Ходорковский: Российское общество в целом достаточно консервативно и уважает верховную власть как институт. Однако и оно хочет перемен, хочет права самостоятельно определять свою судьбу, не желает единомыслия. Большинство народа уже понимает, что его цинично использовали для решения задач сугубо частных и не имеющих отношения к национальному развитию. Потому сегодняшний Кремль находится на пороге кризиса легитимности. Это очень опасно, потому что полная утрата властью легитимности никогда ничего хорошего России не приносила. Но эту проблему Кремль создает себе сам.
SZ: Какие ошибки Вы сами совершили в 90-е годы?
Ходорковский: Главная моя ошибка заключалась в том, что я строил бизнес, строил промышленные предприятия, а надо было строить страну, создавать общественные институты. Это была, в целом, проблема либеральных реформ. За экономикой забыли о людях, их интересах, проблемах, взглядах, понимании. Возможно, сказалась молодость, недостаток опыта. Возможно, просто глупость. Лечимся.
SZ: Сделали ли российские 'олигархи' выводы из Вашего дела?
Ходорковский: Нет российских олигархов, это фантом. Есть эмигрировавшие Березовский и Гусинский. Есть путинский друг Абрамович, член 'Единой России' (партии Кремля) Владимир Потанин, лояльный Вагит Алекперов, всегда готовый к отъезду Михаил Фридман и т.д. Это совершенно разные люди, объединенные наличием больших состояний и разъединенные интересами и ценностями.

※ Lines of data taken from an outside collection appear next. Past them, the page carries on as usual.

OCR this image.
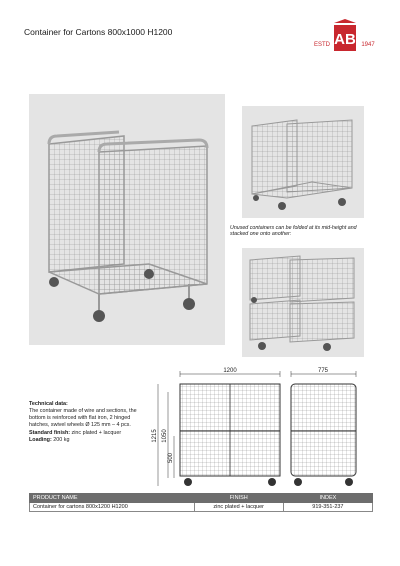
Container for Cartons 800x1000 H1200	AB
ESTD	1947
Unused containers can be folded at its mid-height and stacked one onto another:
Technical data:
The container made of wire and sections, the bottom is reinforced with flat iron, 2 hinged hatches, swivel wheels Ø 125 mm – 4 pcs.
Standard finish: zinc plated + lacquer
Loading: 200 kg
1200
1215 1050
500
775
PRODUCT NAME	FINISH	INDEX
Container for cartons 800x1200 H1200	zinc plated + lacquer	919-351-237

Урок для них - платить и молчать или уезжать. Они не олигархи, у них нет власти. Фамилии настоящих олигархов эпохи Путина мы точно узнаем через несколько лет.
SZ: В среду начнется рассмотрение кассации по Вашему делу. Связываете ли Вы с ним надежды?
Ходорковский: Нет. Мосгорсуд - формальность. Их информировали о политическом решении до формального написания приговора. Этот суд - придаток кремлевской бюрократии, и никакого доверия решениям этого суда нет и быть не может.
SZ: Скоро, видимо, Вас переведут в колонию. Вы не боитесь быть забытым общественностью?
Ходорковский: Стать политиком в тюрьме - это очень по-русски. Завоевать доверие народа можно только на жертвенном пути. Моей общественной деятельности лагерь не помешает, как бы Кремль на то ни надеялся. У меня миллионы сторонников по всей России, а завтра их будут уже десятки миллионов. Они помогут поддерживать постоянную связь со страной, которую, увы, тоже нельзя назвать по-настоящему свободной.
SZ: У Вас нет опасений относительно личной безопасности?
Ходорковский: В моей ситуации случайности исключены, а остальное - обычные риски политической борьбы в условиях правления очень 'управляемой' демократии.